Women who ate more produce had less bladder cancer risk than those who ate less, researchers at the University of Hawaii Cancer Center said.
Researcher Song-Yi Park and colleagues at the University of Hawaii Cancer Center said the investigation was conducted as part of the Multiethnic Cohort Study, established in 1993 to assess the relationships among dietary, lifestyle, genetic factors and cancer risk.
The researchers analyzed data collected from 185,885 older adults during a period of 12.5 years, of which 581 invasive bladder cancer cases were diagnosed -- 152 women and 429 men.
After adjusting for variables related to cancer risk, including age and smoking, the researchers found women who consumed the most fruits and vegetables had the lowest bladder cancer risk.
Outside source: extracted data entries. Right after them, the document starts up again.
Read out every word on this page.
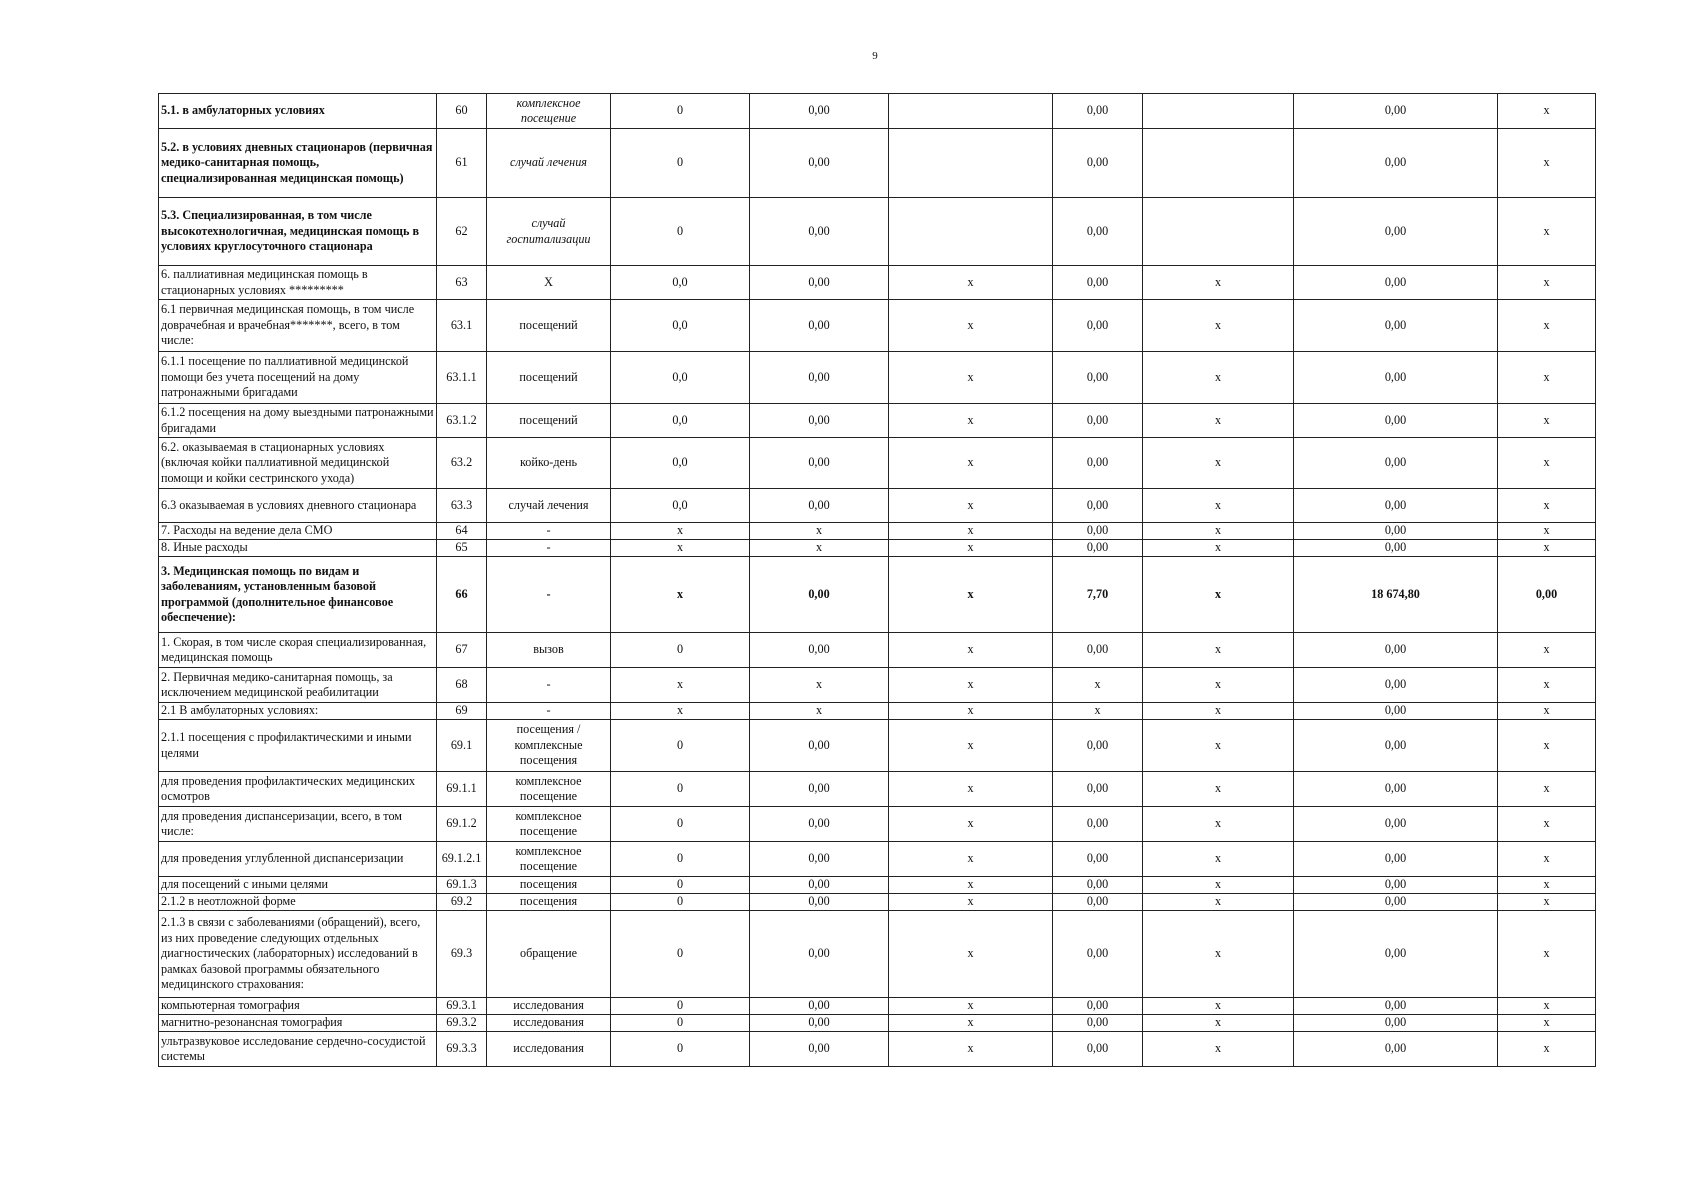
9
5.1. в амбулаторных условиях	60	комплексное посещение	0	0,00		0,00		0,00	х
5.2. в условиях дневных стационаров (первичная медико-санитарная помощь, специализированная медицинская помощь)	61	случай лечения	0	0,00		0,00		0,00	х
5.3. Специализированная, в том числе высокотехнологичная, медицинская помощь в условиях круглосуточного стационара	62	случай госпитализации	0	0,00		0,00		0,00	х
6. паллиативная медицинская помощь в стационарных условиях *********	63	Х	0,0	0,00	х	0,00	х	0,00	х
6.1 первичная медицинская помощь, в том числе доврачебная и врачебная*******, всего, в том числе:	63.1	посещений	0,0	0,00	х	0,00	х	0,00	х
6.1.1 посещение по паллиативной медицинской помощи без учета посещений на дому патронажными бригадами	63.1.1	посещений	0,0	0,00	х	0,00	х	0,00	х
6.1.2 посещения на дому выездными патронажными бригадами	63.1.2	посещений	0,0	0,00	х	0,00	х	0,00	х
6.2. оказываемая в стационарных условиях (включая койки паллиативной медицинской помощи и койки сестринского ухода)	63.2	койко-день	0,0	0,00	х	0,00	х	0,00	х
6.3 оказываемая в условиях дневного стационара	63.3	случай лечения	0,0	0,00	х	0,00	х	0,00	х
7. Расходы на ведение дела СМО	64	-	х	х	х	0,00	х	0,00	х
8. Иные расходы	65	-	х	х	х	0,00	х	0,00	х
3. Медицинская помощь по видам и заболеваниям, установленным базовой программой (дополнительное финансовое обеспечение):	66	-	х	0,00	х	7,70	х	18 674,80	0,00
1. Скорая, в том числе скорая специализированная, медицинская помощь	67	вызов	0	0,00	х	0,00	х	0,00	х
2. Первичная медико-санитарная помощь, за исключением медицинской реабилитации	68	-	х	х	х	х	х	0,00	х
2.1 В амбулаторных условиях:	69	-	х	х	х	х	х	0,00	х
2.1.1 посещения с профилактическими и иными целями	69.1	посещения / комплексные посещения	0	0,00	х	0,00	х	0,00	х
для проведения профилактических медицинских осмотров	69.1.1	комплексное посещение	0	0,00	х	0,00	х	0,00	х
для проведения диспансеризации, всего, в том числе:	69.1.2	комплексное посещение	0	0,00	х	0,00	х	0,00	х
для проведения углубленной диспансеризации	69.1.2.1	комплексное посещение	0	0,00	х	0,00	х	0,00	х
для посещений с иными целями	69.1.3	посещения	0	0,00	х	0,00	х	0,00	х
2.1.2 в неотложной форме	69.2	посещения	0	0,00	х	0,00	х	0,00	х
2.1.3 в связи с заболеваниями (обращений), всего, из них проведение следующих отдельных диагностических (лабораторных) исследований в рамках базовой программы обязательного медицинского страхования:	69.3	обращение	0	0,00	х	0,00	х	0,00	х
компьютерная томография	69.3.1	исследования	0	0,00	х	0,00	х	0,00	х
магнитно-резонансная томография	69.3.2	исследования	0	0,00	х	0,00	х	0,00	х
ультразвуковое исследование сердечно-сосудистой системы	69.3.3	исследования	0	0,00	х	0,00	х	0,00	х
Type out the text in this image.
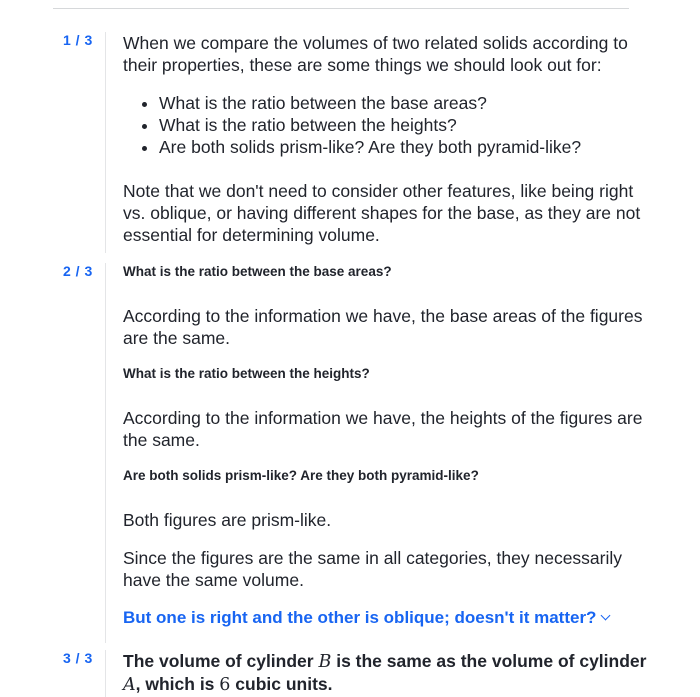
1 / 3 When we compare the volumes of two related solids according to their properties, these are some things we should look out for:

• What is the ratio between the base areas?
• What is the ratio between the heights?
• Are both solids prism-like? Are they both pyramid-like?

Note that we don't need to consider other features, like being right vs. oblique, or having different shapes for the base, as they are not essential for determining volume.

2 / 3 What is the ratio between the base areas?

According to the information we have, the base areas of the figures are the same.

What is the ratio between the heights?

According to the information we have, the heights of the figures are the same.

Are both solids prism-like? Are they both pyramid-like?

Both figures are prism-like.

Since the figures are the same in all categories, they necessarily have the same volume.

But one is right and the other is oblique; doesn't it matter?
3 / 3 The volume of cylinder B is the same as the volume of cylinder A, which is 6 cubic units.
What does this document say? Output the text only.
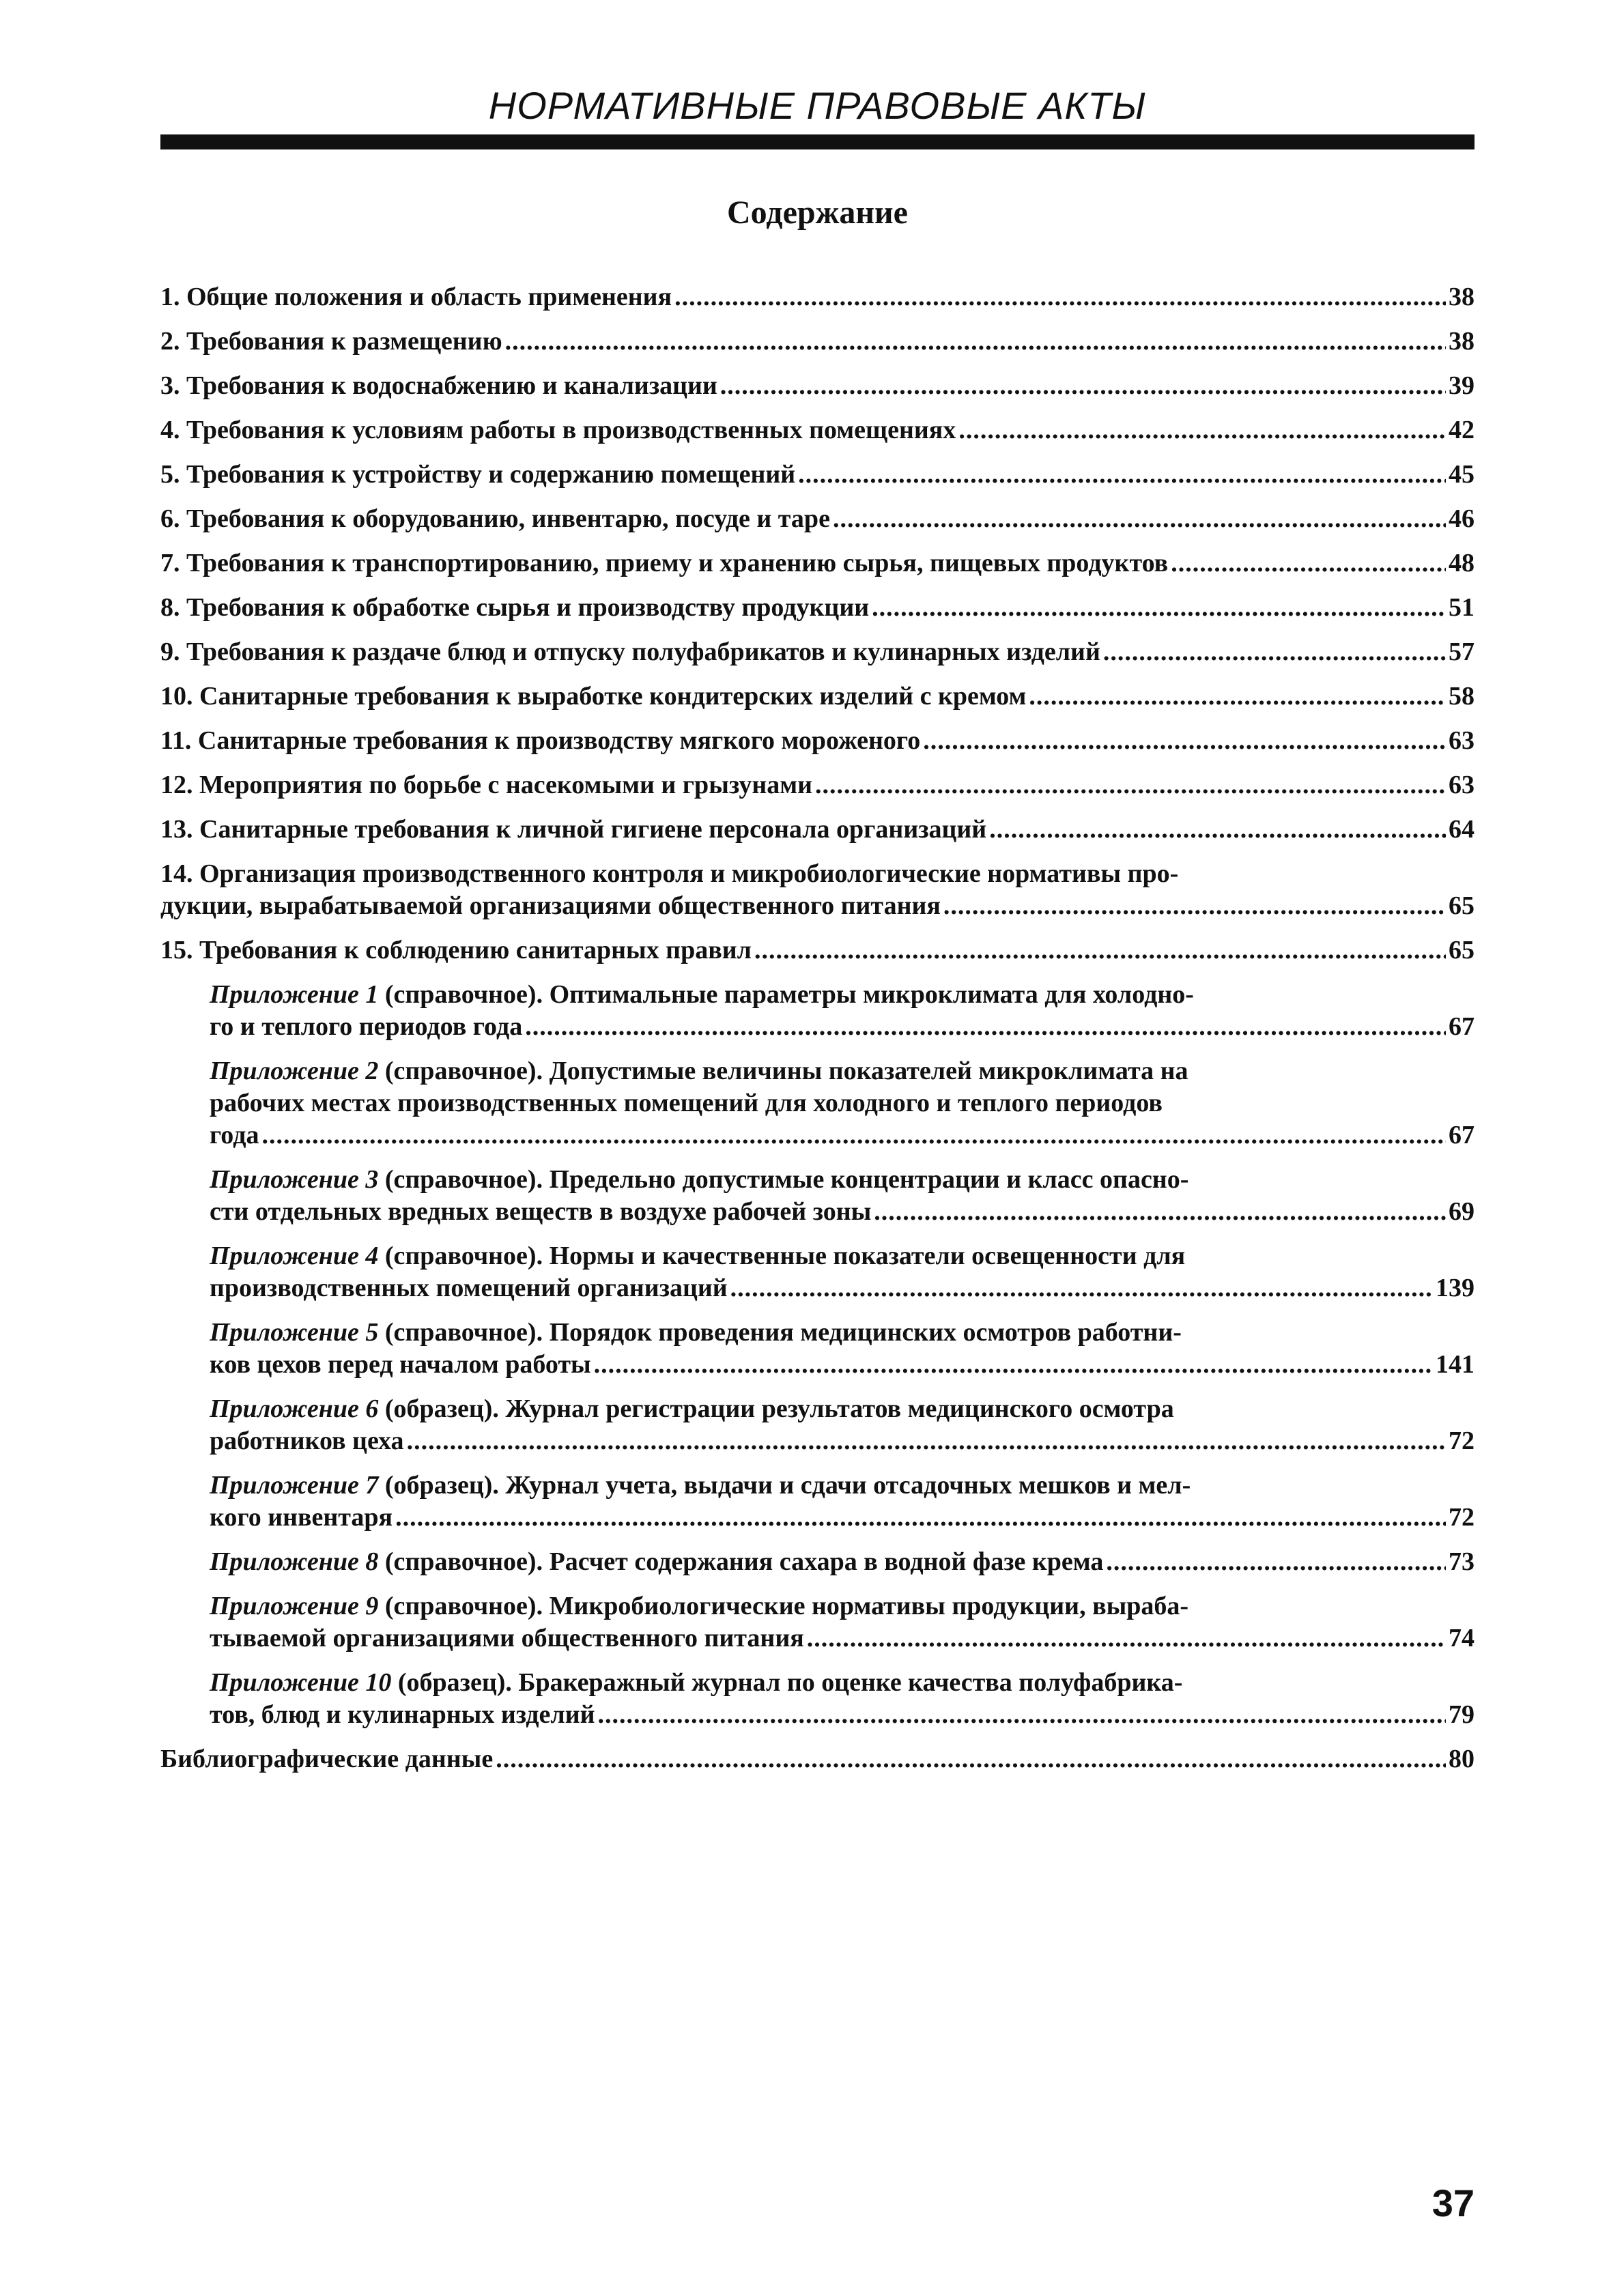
НОРМАТИВНЫЕ ПРАВОВЫЕ АКТЫ
Содержание
1. Общие положения и область применения .....	38
2. Требования к размещению .....	38
3. Требования к водоснабжению и канализации .....	39
4. Требования к условиям работы в производственных помещениях .....	42
5. Требования к устройству и содержанию помещений .....	45
6. Требования к оборудованию, инвентарю, посуде и таре .....	46
7. Требования к транспортированию, приему и хранению сырья, пищевых продуктов .....	48
8. Требования к обработке сырья и производству продукции .....	51
9. Требования к раздаче блюд и отпуску полуфабрикатов и кулинарных изделий .....	57
10. Санитарные требования к выработке кондитерских изделий с кремом .....	58
11. Санитарные требования к производству мягкого мороженого .....	63
12. Мероприятия по борьбе с насекомыми и грызунами .....	63
13. Санитарные требования к личной гигиене персонала организаций .....	64
14. Организация производственного контроля и микробиологические нормативы про-
дукции, вырабатываемой организациями общественного питания .....	65
15. Требования к соблюдению санитарных правил .....	65
Приложение 1 (справочное). Оптимальные параметры микроклимата для холодно-
го и теплого периодов года .....	67
Приложение 2 (справочное). Допустимые величины показателей микроклимата на
рабочих местах производственных помещений для холодного и теплого периодов
года .....	67
Приложение 3 (справочное). Предельно допустимые концентрации и класс опасно-
сти отдельных вредных веществ в воздухе рабочей зоны .....	69
Приложение 4 (справочное). Нормы и качественные показатели освещенности для
производственных помещений организаций .....	139
Приложение 5 (справочное). Порядок проведения медицинских осмотров работни-
ков цехов перед началом работы .....	141
Приложение 6 (образец). Журнал регистрации результатов медицинского осмотра
работников цеха .....	72
Приложение 7 (образец). Журнал учета, выдачи и сдачи отсадочных мешков и мел-
кого инвентаря .....	72
Приложение 8 (справочное). Расчет содержания сахара в водной фазе крема .....	73
Приложение 9 (справочное). Микробиологические нормативы продукции, выраба-
тываемой организациями общественного питания .....	74
Приложение 10 (образец). Бракеражный журнал по оценке качества полуфабрика-
тов, блюд и кулинарных изделий .....	79
Библиографические данные .....	80
37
The study, published in the Journal of Nutrition, found women consuming the most yellow-orange vegetables were 52 percent less likely to have bladder cancer than women consuming the least yellow-orange vegetables. The data suggested women with the highest intake of vitamins A, C, and E had the lowest risk of bladder cancer.
No associations between fruit and vegetable intake and invasive bladder cancer were found in men.
"Our study supports the fruit and vegetable recommendation for cancer prevention," Park said in a statement. "However, further investigation is needed to understand and explain why the reduced cancer risk with higher consumption of fruits and vegetables was confined to only women."